Q & A: A Question About Place Preference Boxes

I have done place preference experiments in both types of boxes over the years and prefer the three-chambered box overall. In a traditional two-chambered CPP box, the animal necessarily must spend time, during the test, in one side or the other. Imagine a case where a test drug is given in one side and saline in the other. During the test, the animal spends more time on the saline-paired side. Is this a preference for saline or an aversion to the test drug? Generally, this is viewed as an aversion to the test drug, but the interpretation is sometimes unclear.

In a three-chambered CPP apparatus, imagine the same scenario. The exception is that the animal spends more time in the saline-paired chamber and equal time in the middle and drug-paired chambers. This is a preference for saline. Imagine another case where the animal spends equal time in the middle and saline-paired chamber and little time in the drug-paired chamber. This is an aversion.

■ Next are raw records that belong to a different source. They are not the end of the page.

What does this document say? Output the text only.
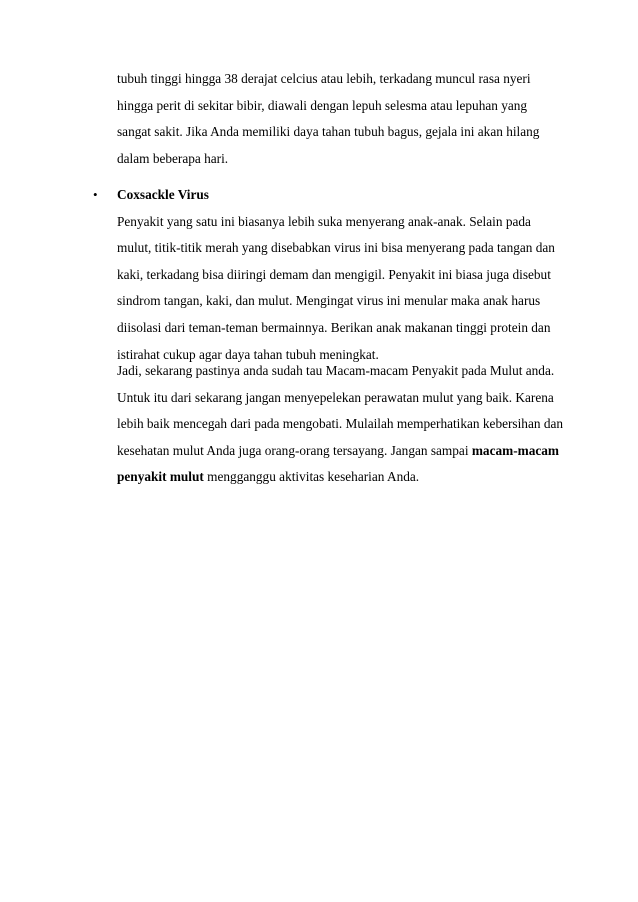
tubuh tinggi hingga 38 derajat celcius atau lebih, terkadang muncul rasa nyeri
hingga perit di sekitar bibir, diawali dengan lepuh selesma atau lepuhan yang
sangat sakit. Jika Anda memiliki daya tahan tubuh bagus, gejala ini akan hilang
dalam beberapa hari.
• Coxsackle Virus
Penyakit yang satu ini biasanya lebih suka menyerang anak-anak. Selain pada
mulut, titik-titik merah yang disebabkan virus ini bisa menyerang pada tangan dan
kaki, terkadang bisa diiringi demam dan mengigil. Penyakit ini biasa juga disebut
sindrom tangan, kaki, dan mulut. Mengingat virus ini menular maka anak harus
diisolasi dari teman-teman bermainnya. Berikan anak makanan tinggi protein dan
istirahat cukup agar daya tahan tubuh meningkat.
Jadi, sekarang pastinya anda sudah tau Macam-macam Penyakit pada Mulut anda.
Untuk itu dari sekarang jangan menyepelekan perawatan mulut yang baik. Karena
lebih baik mencegah dari pada mengobati. Mulailah memperhatikan kebersihan dan
kesehatan mulut Anda juga orang-orang tersayang. Jangan sampai macam-macam
penyakit mulut mengganggu aktivitas keseharian Anda.
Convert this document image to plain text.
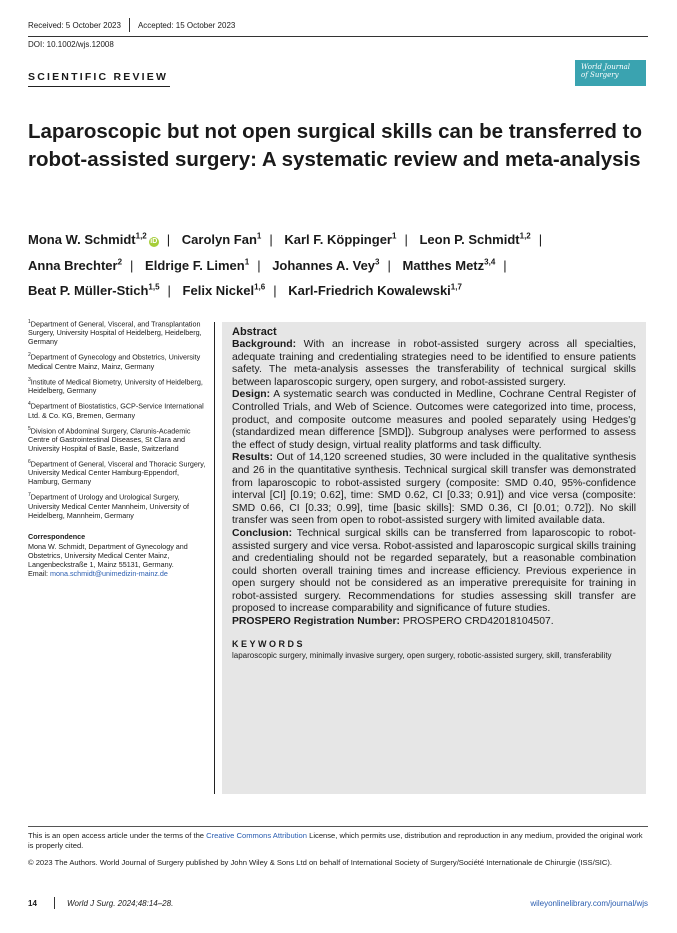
Received: 5 October 2023 Accepted: 15 October 2023
DOI: 10.1002/wjs.12008
SCIENTIFIC REVIEW
World Journal
of Surgery
Laparoscopic but not open surgical skills can be transferred to robot-assisted surgery: A systematic review and meta-analysis
Mona W. Schmidt$^{1,2}$iD | Carolyn Fan$^1$ | Karl F. Köppinger$^1$ | Leon P. Schmidt$^{1,2}$ |
Anna Brechter$^2$ | Eldrige F. Limen$^1$ | Johannes A. Vey$^3$ | Matthes Metz$^{3,4}$ |
Beat P. Müller-Stich$^{1,5}$ | Felix Nickel$^{1,6}$ | Karl-Friedrich Kowalewski$^{1,7}$
$^1$Department of General, Visceral, and Transplantation Surgery, University Hospital of Heidelberg, Heidelberg, Germany
$^2$Department of Gynecology and Obstetrics, University Medical Centre Mainz, Mainz, Germany
$^3$Institute of Medical Biometry, University of Heidelberg, Heidelberg, Germany
$^4$Department of Biostatistics, GCP-Service International Ltd. & Co. KG, Bremen, Germany
$^5$Division of Abdominal Surgery, Clarunis-Academic Centre of Gastrointestinal Diseases, St Clara and University Hospital of Basle, Basle, Switzerland
$^6$Department of General, Visceral and Thoracic Surgery, University Medical Center Hamburg-Eppendorf, Hamburg, Germany
$^7$Department of Urology and Urological Surgery, University Medical Center Mannheim, University of Heidelberg, Mannheim, Germany
Correspondence
Mona W. Schmidt, Department of Gynecology and Obstetrics, University Medical Center Mainz, Langenbeckstraße 1, Mainz 55131, Germany.
Email: mona.schmidt@unimedizin-mainz.de
Abstract

Background: With an increase in robot-assisted surgery across all specialties, adequate training and credentialing strategies need to be identified to ensure patients safety. The meta-analysis assesses the transferability of technical surgical skills between laparoscopic surgery, open surgery, and robot-assisted surgery.

Design: A systematic search was conducted in Medline, Cochrane Central Register of Controlled Trials, and Web of Science. Outcomes were categorized into time, process, product, and composite outcome measures and pooled separately using Hedges'g (standardized mean difference [SMD]). Subgroup analyses were performed to assess the effect of study design, virtual reality platforms and task difficulty.

Results: Out of 14,120 screened studies, 30 were included in the qualitative synthesis and 26 in the quantitative synthesis. Technical surgical skill transfer was demonstrated from laparoscopic to robot-assisted surgery (composite: SMD 0.40, 95%-confidence interval [CI] [0.19; 0.62], time: SMD 0.62, CI [0.33; 0.91]) and vice versa (composite: SMD 0.66, CI [0.33; 0.99], time [basic skills]: SMD 0.36, CI [0.01; 0.72]). No skill transfer was seen from open to robot-assisted surgery with limited available data.

Conclusion: Technical surgical skills can be transferred from laparoscopic to robot-assisted surgery and vice versa. Robot-assisted and laparoscopic surgical skills training and credentialing should not be regarded separately, but a reasonable combination could shorten overall training times and increase efficiency. Previous experience in open surgery should not be considered as an imperative prerequisite for training in robot-assisted surgery. Recommendations for studies assessing skill transfer are proposed to increase comparability and significance of future studies.

PROSPERO Registration Number: PROSPERO CRD42018104507.

KEYWORDS
laparoscopic surgery, minimally invasive surgery, open surgery, robotic-assisted surgery, skill, transferability
This is an open access article under the terms of the Creative Commons Attribution License, which permits use, distribution and reproduction in any medium, provided the original work is properly cited.
© 2023 The Authors. World Journal of Surgery published by John Wiley & Sons Ltd on behalf of International Society of Surgery/Société Internationale de Chirurgie (ISS/SIC).
14	World J Surg. 2024;48:14–28.	wileyonlinelibrary.com/journal/wjs
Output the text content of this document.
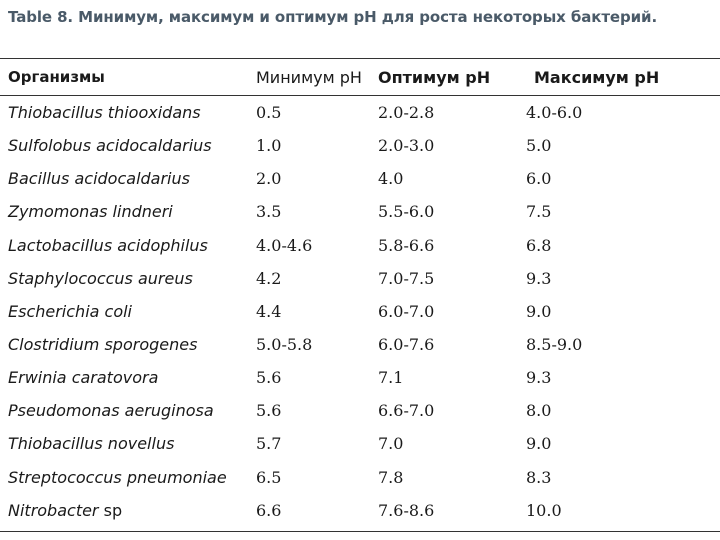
Table 8. Минимум, максимум и оптимум pH для роста некоторых бактерий.
Организмы	Минимум pH	Оптимум pH	Максимум pH
Thiobacillus thiooxidans	0.5	2.0-2.8	4.0-6.0
Sulfolobus acidocaldarius	1.0	2.0-3.0	5.0
Bacillus acidocaldarius	2.0	4.0	6.0
Zymomonas lindneri	3.5	5.5-6.0	7.5
Lactobacillus acidophilus	4.0-4.6	5.8-6.6	6.8
Staphylococcus aureus	4.2	7.0-7.5	9.3
Escherichia coli	4.4	6.0-7.0	9.0
Clostridium sporogenes	5.0-5.8	6.0-7.6	8.5-9.0
Erwinia caratovora	5.6	7.1	9.3
Pseudomonas aeruginosa	5.6	6.6-7.0	8.0
Thiobacillus novellus	5.7	7.0	9.0
Streptococcus pneumoniae	6.5	7.8	8.3
Nitrobacter sp	6.6	7.6-8.6	10.0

I find that the resulting data are clearer when three chambers are used. Generally, the middle chamber is much smaller than the other two and the animal spends very little time in there aside from shuttling back and forth. The advantage is that the middle chamber allows one to clearly see where the animal is spending its time during the test.

My two cents.

I have only had experience using three-chambered conditioned place preference boxes purchased from two different well-known vendors. Both of these apparatuses had a smaller middle chamber, about half of the size of the pairing chambers on either end. I am inclined to agree with the comments from Robert Sorge. Another advantage of the middle/neutral chamber is the fact that it allows for a consistent starting place for each preconditioning and postconditioning test, rather than in a two-chamber apparatus where animals must start in a chamber that is being paired with a drug during conditioning training.

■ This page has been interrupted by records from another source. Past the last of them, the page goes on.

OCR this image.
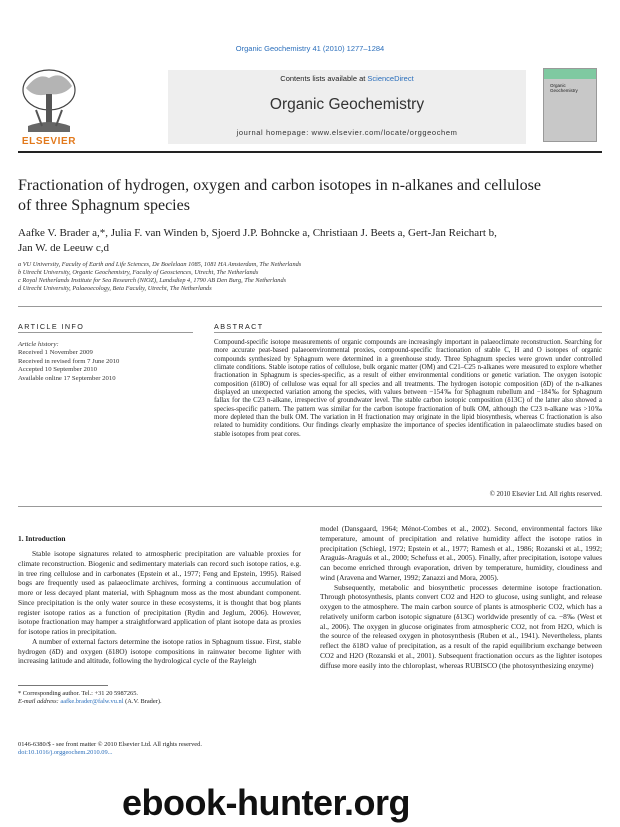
Organic Geochemistry 41 (2010) 1277–1284
Contents lists available at ScienceDirect
Organic Geochemistry
journal homepage: www.elsevier.com/locate/orggeochem
ELSEVIER
Organic Geochemistry
Fractionation of hydrogen, oxygen and carbon isotopes in n-alkanes and cellulose
of three Sphagnum species
Aafke V. Brader a,*, Julia F. van Winden b, Sjoerd J.P. Bohncke a, Christiaan J. Beets a, Gert-Jan Reichart b,
Jan W. de Leeuw c,d
a VU University, Faculty of Earth and Life Sciences, De Boelelaan 1085, 1081 HA Amsterdam, The Netherlands
b Utrecht University, Organic Geochemistry, Faculty of Geosciences, Utrecht, The Netherlands
c Royal Netherlands Institute for Sea Research (NIOZ), Landsdiep 4, 1790 AB Den Burg, The Netherlands
d Utrecht University, Palaeoecology, Beta Faculty, Utrecht, The Netherlands
ARTICLE INFO	ABSTRACT
Article history:
Received 1 November 2009
Received in revised form 7 June 2010
Accepted 10 September 2010
Available online 17 September 2010
Compound-specific isotope measurements of organic compounds are increasingly important in palaeoclimate reconstruction. Searching for more accurate peat-based palaeoenvironmental proxies, compound-specific fractionation of stable C, H and O isotopes of organic compounds synthesized by Sphagnum were determined in a greenhouse study. Three Sphagnum species were grown under controlled climate conditions. Stable isotope ratios of cellulose, bulk organic matter (OM) and C21–C25 n-alkanes were measured to explore whether fractionation in Sphagnum is species-specific, as a result of either environmental conditions or genetic variation. The oxygen isotopic composition (δ18O) of cellulose was equal for all species and all treatments. The hydrogen isotopic composition (δD) of the n-alkanes displayed an unexpected variation among the species, with values between −154‰ for Sphagnum rubellum and −184‰ for Sphagnum fallax for the C23 n-alkane, irrespective of groundwater level. The stable carbon isotopic composition (δ13C) of the latter also showed a species-specific pattern. The pattern was similar for the carbon isotope fractionation of bulk OM, although the C23 n-alkane was >10‰ more depleted than the bulk OM. The variation in H fractionation may originate in the lipid biosynthesis, whereas C fractionation is also related to humidity conditions. Our findings clearly emphasize the importance of species identification in palaeoclimate studies based on stable isotopes from peat cores.
© 2010 Elsevier Ltd. All rights reserved.
1. Introduction

Stable isotope signatures related to atmospheric precipitation are valuable proxies for climate reconstruction. Biogenic and sedimentary materials can record such isotope ratios, e.g. in tree ring cellulose and in carbonates (Epstein et al., 1977; Feng and Epstein, 1995). Raised bogs are frequently used as palaeoclimate archives, forming a continuous accumulation of more or less decayed plant material, with Sphagnum moss as the most abundant component. Since precipitation is the only water source in these ecosystems, it is thought that bog plants register isotope ratios as a function of precipitation (Rydin and Jeglum, 2006). However, isotope fractionation may hamper a straightforward application of plant isotope data as proxies for isotope ratios in precipitation.

A number of external factors determine the isotope ratios in Sphagnum tissue. First, stable hydrogen (δD) and oxygen (δ18O) isotope compositions in rainwater become lighter with increasing latitude and altitude, following the hydrological cycle of the Rayleigh

model (Dansgaard, 1964; Ménot-Combes et al., 2002). Second, environmental factors like temperature, amount of precipitation and relative humidity affect the isotope ratios in precipitation (Schiegl, 1972; Epstein et al., 1977; Ramesh et al., 1986; Rozanski et al., 1992; Araguás-Araguás et al., 2000; Schefuss et al., 2005). Finally, after precipitation, isotope values can become enriched through evaporation, driven by temperature, humidity, cloudiness and wind (Aravena and Warner, 1992; Zanazzi and Mora, 2005).

Subsequently, metabolic and biosynthetic processes determine isotope fractionation. Through photosynthesis, plants convert CO2 and H2O to glucose, using sunlight, and release oxygen to the atmosphere. The main carbon source of plants is atmospheric CO2, which has a relatively uniform carbon isotopic signature (δ13C) worldwide presently of ca. −8‰ (West et al., 2006). The oxygen in glucose originates from atmospheric CO2, not from H2O, which is the source of the released oxygen in photosynthesis (Ruben et al., 1941). Nevertheless, plants reflect the δ18O value of precipitation, as a result of the rapid equilibrium exchange between CO2 and H2O (Rozanski et al., 2001). Subsequent fractionation occurs as the lighter isotopes diffuse more easily into the chloroplast, whereas RUBISCO (the photosynthesizing enzyme)

* Corresponding author. Tel.: +31 20 5987265.
E-mail address: aafke.brader@falw.vu.nl (A.V. Brader).
0146-6380/$ - see front matter © 2010 Elsevier Ltd. All rights reserved.
doi:10.1016/j.orggeochem.2010.09...
ebook-hunter.org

For me, the first challenge using three chambers was getting the mice/rats to spend less time in the middle neutral chamber, thereby necessitating more time being spent in the end/pairing chambers, which increases the sensitivity of the assay to detect smaller preferences (i.e., smaller changes in pre vs. post times). We accomplished this by increasing the brightness of the lights in the middle chamber, or decreasing the light intensity in the pairing chambers. However, this complicates the interpretation of an aversion if an animal spends more time in the saline chamber and non-equal time in the drug and middle chamber, a scenario presented by Robert Sorge, because we've created somewhat of an aversion in the middle chamber by increasing the light intensity. In this scenario it would be advantageous to include control groups that receive saline in each end chamber or receive drug in each end chamber, but of course this increases the complexity of the experimental design and interpretations. In general though for me, the animals spend very little time in the middle chamber if contextual cues are set appropriately. 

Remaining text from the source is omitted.